6. Risk and concern:

Besides the supply chain dynamics for hydrogen and solar power equipments as was discussed in the previous report, the management has also identified certain issues like grid management with unpredictable environments, continuously evolving energy policy and regulations, Increased cybersecurity risk from expanded infrastructure as the major threats looming over the renewable energy sector however, with increased technological advancements in the distribution sector these threats can be easily overcome in near future. Eventhough the Company has no control over external factors which may adversely affect the Companys operation. These risk factors are continuously monitored by the management and necessary steps are taken to mitigate them.

7. Internal Control System and their adequacy:

The Company has strong internal control procedures in place that are commensurate with its size and operations. This ensures that all transactions are authorized, recorded and reported correctly. Regular internal audit and checks are carried out to ensure the robustness of the system.

8. Financial Performance:

During the year under review, the Company has recorded total revenue of Rs.1,061.16 Lakhs including the other income against the total revenue in the previous year of Rs. 33.24 Lakhs. Company has generated a Profit of Rs. 283.52 Lakhs for the year ended 31st March, 2024 as against loss in the previous year of Rs. 70.78 Lakhs.

9. Material Development in Human Resources / Industrial Relations:

Company recognizes the importance of motivated and empowered employees and has a clear employee value proposition focused on employee development, a satisfying work environment, performance appraisal, and appropriate empowerment.
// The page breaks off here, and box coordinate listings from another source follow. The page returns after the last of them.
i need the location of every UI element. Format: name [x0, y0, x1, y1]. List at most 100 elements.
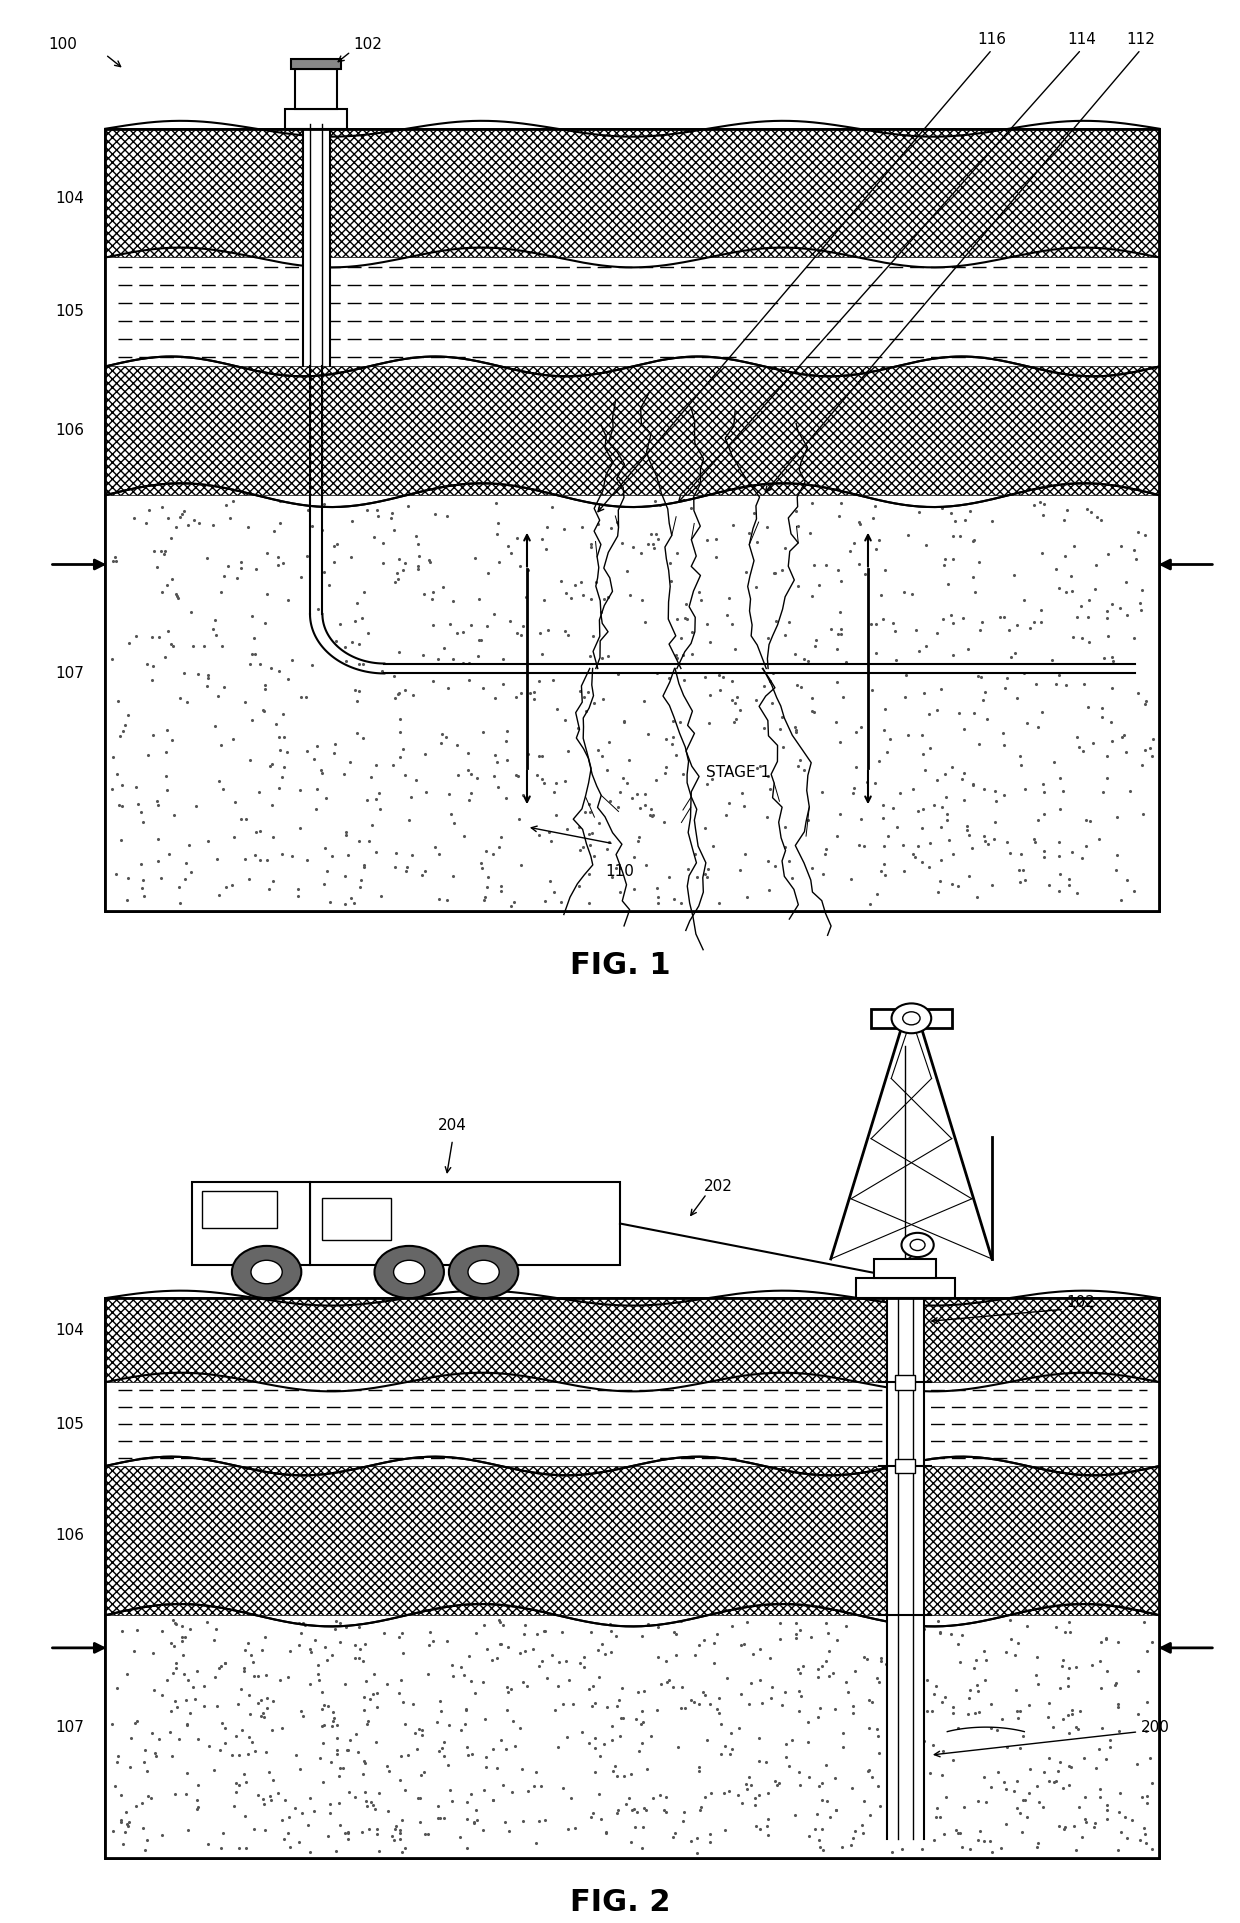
- Point: [290, 775, 310, 806]
- Point: [1083, 1650, 1102, 1681]
- Point: [412, 1760, 432, 1790]
- Point: [872, 579, 892, 610]
- Point: [572, 1717, 591, 1748]
- Point: [973, 685, 993, 715]
- Point: [340, 1777, 360, 1808]
- Point: [805, 1813, 825, 1844]
- Point: [1075, 1804, 1095, 1835]
- Point: [348, 1736, 368, 1767]
- Point: [833, 1717, 853, 1748]
- Point: [205, 712, 224, 742]
- Bar: [192, 1181, 310, 1265]
- Point: [701, 1819, 720, 1850]
- Point: [836, 1611, 856, 1642]
- Point: [542, 492, 562, 523]
- Point: [384, 1825, 404, 1856]
- Point: [105, 542, 125, 573]
- Point: [582, 529, 601, 560]
- Point: [291, 681, 311, 712]
- Point: [526, 1827, 546, 1858]
- Point: [491, 871, 511, 902]
- Point: [434, 1802, 454, 1833]
- Point: [190, 508, 210, 538]
- Point: [1033, 500, 1053, 531]
- Point: [144, 537, 164, 567]
- Point: [965, 577, 985, 608]
- Point: [537, 533, 557, 563]
- Point: [583, 621, 603, 652]
- Point: [610, 777, 630, 808]
- Point: [498, 531, 518, 562]
- Point: [987, 1715, 1007, 1746]
- Point: [484, 1785, 503, 1815]
- Point: [157, 569, 177, 600]
- Point: [334, 760, 353, 790]
- Point: [583, 1671, 603, 1702]
- Point: [102, 775, 122, 806]
- Point: [673, 760, 693, 790]
- Point: [909, 1621, 929, 1652]
- Point: [624, 531, 644, 562]
- Point: [415, 777, 435, 808]
- Point: [291, 1696, 311, 1727]
- Point: [108, 685, 128, 715]
- Point: [532, 763, 552, 794]
- Point: [709, 1683, 729, 1713]
- Point: [1011, 1798, 1030, 1829]
- Point: [776, 1729, 796, 1760]
- Point: [466, 1617, 486, 1648]
- Point: [523, 677, 543, 708]
- Point: [817, 1785, 837, 1815]
- Point: [174, 496, 193, 527]
- Point: [1061, 1752, 1081, 1783]
- Point: [363, 1679, 383, 1710]
- Point: [911, 846, 931, 877]
- Point: [387, 838, 407, 869]
- Point: [161, 1627, 181, 1658]
- Point: [1052, 1650, 1071, 1681]
- Point: [678, 854, 698, 885]
- Point: [734, 1629, 754, 1660]
- Point: [913, 1833, 932, 1863]
- Point: [737, 556, 756, 587]
- Point: [614, 706, 634, 737]
- Point: [1014, 658, 1034, 688]
- Point: [1064, 531, 1084, 562]
- Point: [306, 731, 326, 762]
- Point: [366, 1794, 386, 1825]
- Point: [574, 1652, 594, 1683]
- Point: [429, 883, 449, 913]
- Point: [384, 513, 404, 544]
- Point: [565, 569, 585, 600]
- Point: [386, 852, 405, 883]
- Point: [542, 1640, 562, 1671]
- Point: [663, 1821, 683, 1852]
- Point: [551, 565, 570, 596]
- Point: [350, 629, 370, 660]
- Point: [1019, 1690, 1039, 1721]
- Point: [770, 713, 790, 744]
- Point: [1109, 1692, 1128, 1723]
- Point: [197, 1606, 217, 1636]
- Point: [136, 648, 156, 679]
- Point: [496, 1733, 516, 1763]
- Point: [869, 1790, 889, 1821]
- Point: [872, 856, 892, 887]
- Point: [632, 1811, 652, 1842]
- Point: [864, 490, 884, 521]
- Point: [1071, 1821, 1091, 1852]
- Point: [593, 642, 613, 673]
- Point: [1142, 1835, 1162, 1865]
- Point: [391, 704, 410, 735]
- Point: [900, 1648, 920, 1679]
- Point: [885, 615, 905, 646]
- Point: [1014, 773, 1034, 804]
- Point: [764, 658, 784, 688]
- Point: [456, 1804, 476, 1835]
- Point: [518, 738, 538, 769]
- Point: [873, 790, 893, 821]
- Point: [878, 737, 898, 767]
- Circle shape: [449, 1246, 518, 1298]
- Point: [1106, 838, 1126, 869]
- Point: [119, 1808, 139, 1838]
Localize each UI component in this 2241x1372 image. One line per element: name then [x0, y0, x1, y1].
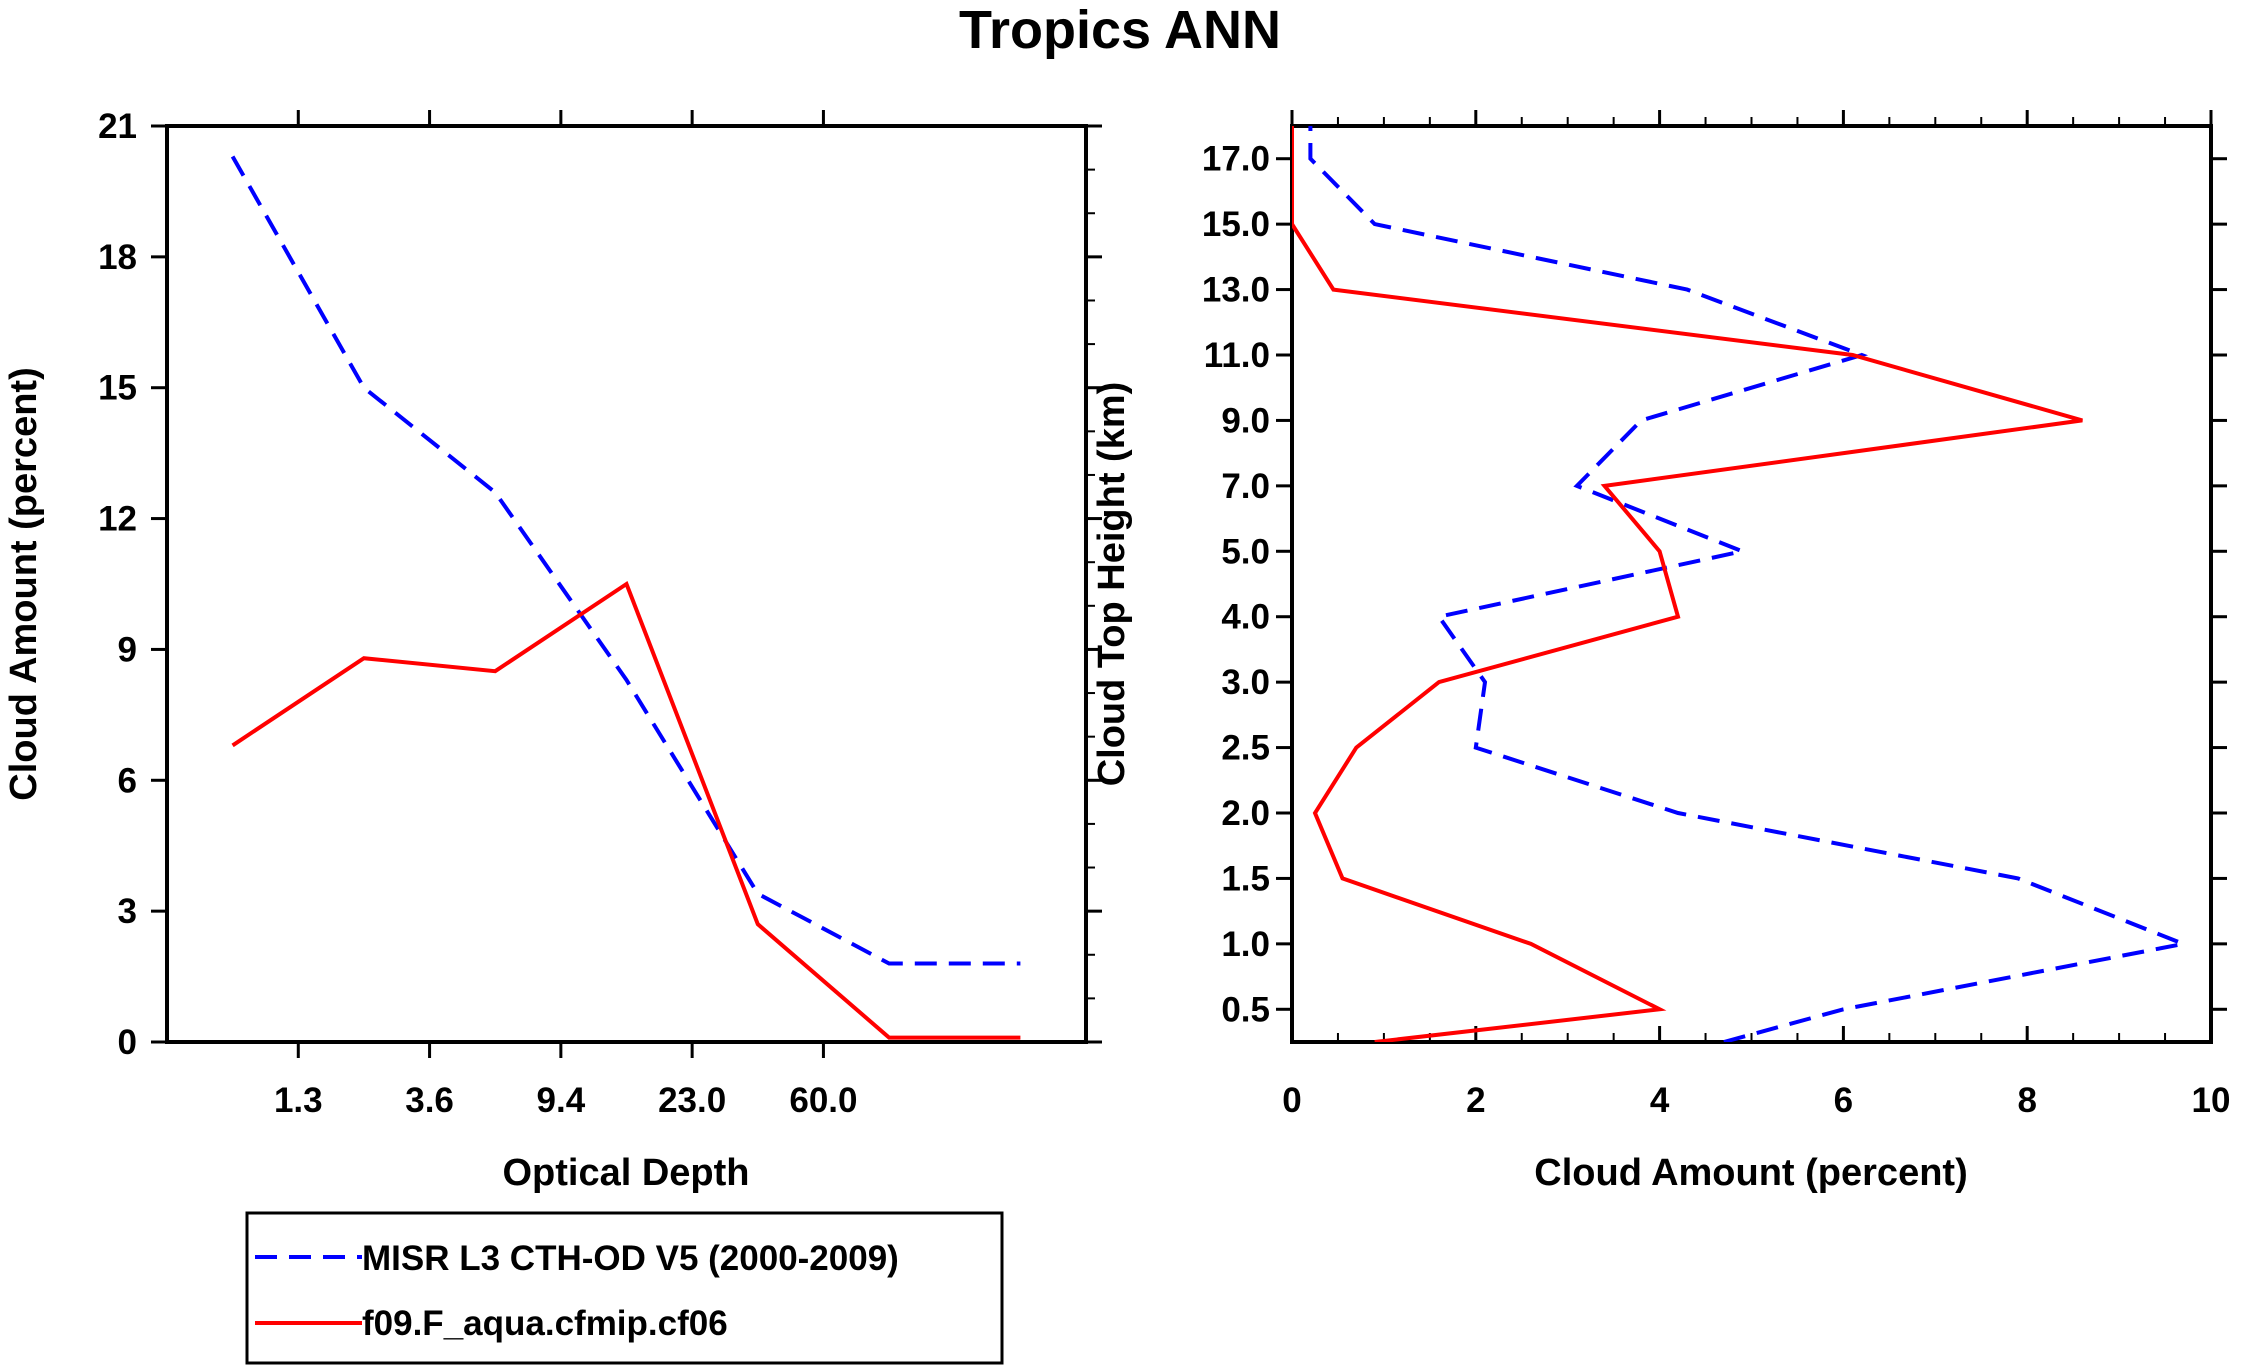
right-y-tick-label: 9.0 — [1221, 401, 1270, 440]
right-y-tick-label: 1.5 — [1221, 859, 1270, 898]
right-x-tick-label: 4 — [1650, 1081, 1670, 1120]
optical-depth-chart: 0 3 6 9 12 15 18 21 1.3 3.6 9.4 23.0 60.0 Optical De… — [3, 107, 1102, 1194]
right-y-tick-label: 13.0 — [1202, 271, 1270, 310]
left-y-tick-label: 9 — [118, 630, 137, 669]
right-series-lines — [1292, 126, 2191, 1042]
right-x-tick-label: 0 — [1282, 1081, 1301, 1120]
right-y-tick-label: 5.0 — [1221, 532, 1270, 571]
left-y-axis-label: Cloud Amount (percent) — [3, 367, 45, 800]
right-plot-frame — [1290, 124, 2213, 1044]
left-y-tick-label: 0 — [118, 1023, 137, 1062]
right-y-tick-label: 2.5 — [1221, 729, 1270, 768]
left-y-tick-label: 21 — [98, 107, 137, 146]
right-x-tick-label: 6 — [1834, 1081, 1853, 1120]
legend-label-misr: MISR L3 CTH-OD V5 (2000-2009) — [362, 1239, 899, 1278]
left-x-tick-label: 60.0 — [789, 1081, 857, 1120]
left-plot-frame — [165, 124, 1088, 1044]
right-y-tick-label: 11.0 — [1204, 336, 1270, 375]
left-x-tick-label: 9.4 — [537, 1081, 586, 1120]
legend-box — [245, 1211, 1004, 1365]
legend-label-model: f09.F_aqua.cfmip.cf06 — [362, 1304, 728, 1343]
left-x-tick-label: 3.6 — [405, 1081, 454, 1120]
right-y-tick-label: 17.0 — [1202, 140, 1270, 179]
right-x-tick-label: 2 — [1466, 1081, 1485, 1120]
legend: MISR L3 CTH-OD V5 (2000-2009) f09.F_aqua… — [245, 1211, 1004, 1365]
right-y-axis-label: Cloud Top Height (km) — [1091, 382, 1133, 787]
left-y-tick-label: 3 — [118, 892, 137, 931]
left-x-axis-label: Optical Depth — [502, 1152, 749, 1194]
right-y-tick-label: 2.0 — [1221, 794, 1270, 833]
right-y-tick-label: 4.0 — [1221, 598, 1270, 637]
right-ticks: 0.5 1.0 1.5 2.0 2.5 3.0 4.0 5.0 7.0 9.0 11.0 13.0 15… — [1202, 110, 2231, 1120]
cloud-top-height-chart: 0.5 1.0 1.5 2.0 2.5 3.0 4.0 5.0 7.0 9.0 11.0 13.0 15… — [1091, 110, 2231, 1194]
left-y-tick-label: 18 — [98, 238, 137, 277]
left-y-tick-label: 6 — [118, 761, 137, 800]
right-x-tick-label: 10 — [2192, 1081, 2231, 1120]
left-series-lines — [230, 155, 1021, 1040]
right-line-model — [1292, 126, 2083, 1042]
right-x-axis-label: Cloud Amount (percent) — [1534, 1152, 1967, 1194]
left-line-model — [231, 580, 1021, 1040]
right-y-tick-label: 3.0 — [1221, 663, 1270, 702]
left-y-tick-label: 15 — [98, 369, 137, 408]
right-line-misr — [1308, 126, 2191, 1042]
right-x-tick-label: 8 — [2017, 1081, 2036, 1120]
left-line-misr — [230, 155, 1021, 966]
right-y-tick-label: 7.0 — [1221, 467, 1270, 506]
right-y-tick-label: 1.0 — [1221, 925, 1270, 964]
left-y-tick-label: 12 — [98, 500, 137, 539]
left-x-tick-label: 1.3 — [274, 1081, 323, 1120]
left-ticks: 0 3 6 9 12 15 18 21 1.3 3.6 9.4 23.0 60.0 — [98, 107, 1102, 1120]
left-x-tick-label: 23.0 — [658, 1081, 726, 1120]
right-y-tick-label: 0.5 — [1221, 990, 1270, 1029]
figure-title: Tropics ANN — [959, 0, 1281, 60]
right-y-tick-label: 15.0 — [1202, 205, 1270, 244]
Further the Company believes motivated and empowered employees are the cornerstone of competitive advantage.

10. Key financial Ratios:

Following are the key financial ratios computed on Standalone basis:

Particulars FY 2023-24 FY 2022-23 Movement Remarks
Current Ratio 1.11 1.12 -0.33%
Debt / Equity Ratio 17.07 -2.01 948.68% Due to reduction in EBITDA, Equity has reduced.
Debt Service Coverage Ratio 1.07 -1.49 -171.75% Due to reduction in
Inventory Turnover Ratio -1.91 0.00 0.00% EBITDA during the current year
Debtors Turnover 1.44 24.55 -94.15% Due to realisation of Trade receivables
Net Capital Turnover Ratio 3.80 0.24 1462.23% Due to reduction in Net Current Assets
Net Profit Margin Ratio 0.41 -2.14 119.20% Due to reduction in EBITDA during current year
Return on Capital Employed 1960.32% 29.96% -7171.83% Due to reduction in EBITDA during current year
Creditors Turnover (in days) 1.97% 20.13% 90.20% Due to payments made to Trade Payables
Interest Coverage Ratio 22.66% 3.87% 485.24% Due to reduction in EBITDA during current year

There is significant change (i.e. 25% or more as compared to the immediate preceding financial year) in the above key financial ratios due to financial distress of the Company.

11. Cautionary Statement:

Statement in this report on Management Discussion & Analysis describing the Companys projections and estimates may be forward looking and are based on certain assumptions and expectations of future events. Actual results may differ from projections due to demand-supply condition, prices of finished goods and raw material, changes in Government regulations, tax structure and other factors. The Company assumes no responsibility in respect of forward-looking statements which may undergo change on the basis of subsequent development events.